Estamos acostumbrados al ruido. En conciertos de rock, campos de fútbol, plazas de toros, pistas de aeropuertos. Pero ¿qué sucede en bares, restaurantes y trenes? Parece que el nivel alto de decibelios se ha instalado de manera deliberada, poderosa y definitiva.
Creo que los bares son ya una causa perdida. Hubo un tiempo en el que acudías a ellos a leer la prensa o a conversar con alguien compartiendo un café. En algunos se escuchaba una música anodina de fondo, adecuada para la charla, y a otros, los más “especializados”, a los melómanos nos gustaba acudir para valorar la colección de discos del propietario, apreciar su buen tino al pinchar un álbum o a disfrutar (o no) de la calidad del equipo de sonido. Hoy, independientemente de la hora del día (y, evidentemente, de la noche), la correspondiente playlist está a pleno rendimiento, el volumen impide cualquier conversación racional y la competición entre locales va de watios, no de variedad de periódicos disponibles. Si estás con alguien y la estancia se prolonga, el resultado es una afonía asegurada.
En los restaurantes se han ahorrado los diseños y protecciones sonoras y las amortiguaciones contra el ruido. En su lugar, hay mesas separadas tan sólo por unos centímetros, paredes desnudas, techos acústicos y voces ensordecedoras. Esto no es generacional. Todo el mundo grita para ser escuchado.
Recientemente, un camarero al borde de nuestra mesa intentaba explicarnos los “fuera de carta”, tuvo que apoyarse sobre la misma para insistirnos en algunos platos y finalmente nos dejó su lista escrita para que pudiéramos enterarnos. Tal era el nivel de vociferaciones de la cuadrilla de la mesa larga de al lado.
Me ocurre que, en las recepciones de los hoteles, en los autobuses urbanos o en los trenes me veo obligado a descubrir sobre las personas que me rodean más de lo que me gustaría saber. En un AVE puedo escuchar claramente desde la parte delantera del coche a alguien hablando por teléfono sentado en la parte trasera. Es como si las personas creyeran que un móvil, al ser tan pequeño, exige que se le hable con un volumen adicional.
No creo que me comporte como un impertinente si te informo de que no me importan tus problemas con tu jefe (y, de todas formas, suena como si, en realidad, fuera tu culpa), la poca profesionalidad del albañil que has contratado, lo que piensas del último partido del Betis o los inevitables chillidos cuando una docena de chicas entran en el vagón camino de una despedida de soltera en Madrid.
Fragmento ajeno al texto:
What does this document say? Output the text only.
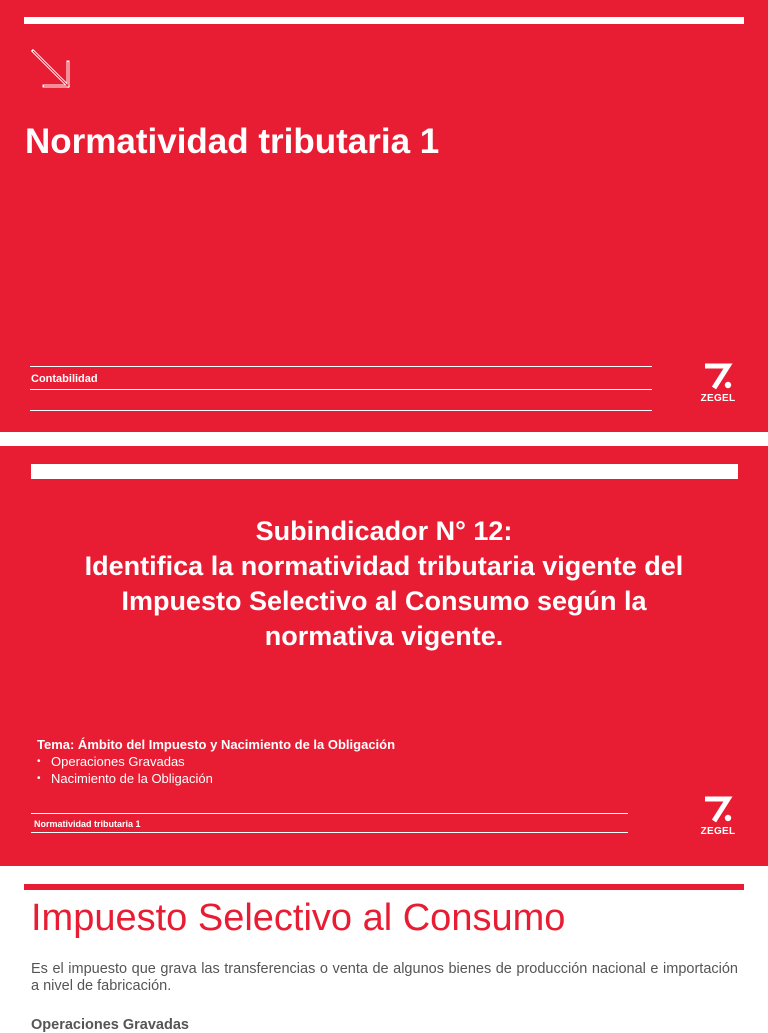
Normatividad tributaria 1
Contabilidad
ZEGEL
Subindicador N° 12:
Identifica la normatividad tributaria vigente del
Impuesto Selectivo al Consumo según la
normativa vigente.
Tema: Ámbito del Impuesto y Nacimiento de la Obligación
• Operaciones Gravadas
• Nacimiento de la Obligación
Normatividad tributaria 1
ZEGEL
Impuesto Selectivo al Consumo
Es el impuesto que grava las transferencias o venta de algunos bienes de producción nacional e importación a nivel de fabricación.
Operaciones Gravadas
Aunque lo más desconcertante es cuando te ves obligado a compartir el timeline de TikTok del vecino de asiento, que desconoce la existencia de unos pequeños complementos llamados auriculares.
A pesar de la insistencia de la locución de Renfe en invitar a hablar por teléfono entre vagón y vagón, es evidente que resulta más confortable informar a todos los viajeros de lo bien que lo has pasado en estas vacaciones, de que llamas a tu amiga porque el viaje te resulta aburrido, o de cuáles son tus puntos de vista … ¡¡en la videoconferencia que estás manteniendo con tus compañeros de trabajo!!
Lo chocante es que la única forma que tienes de evitarlo es utilizar tus propios auriculares provistos de un buen amortiguador sonoro y ponerte tu propia playlist a bajo volumen.
Crear tu propio “ruido controlado” para poder concentrarte, leer un libro o echar una siesta.
“No rompas el silencio si no es para mejorarlo.” – José Luis Borges.
“Me senté en un rincón, esperando un trocito de silencio donde introducirme.” – Ana María Matute.
“La rueda del carro que más ruido hace es la más estropeada.” – Esopo.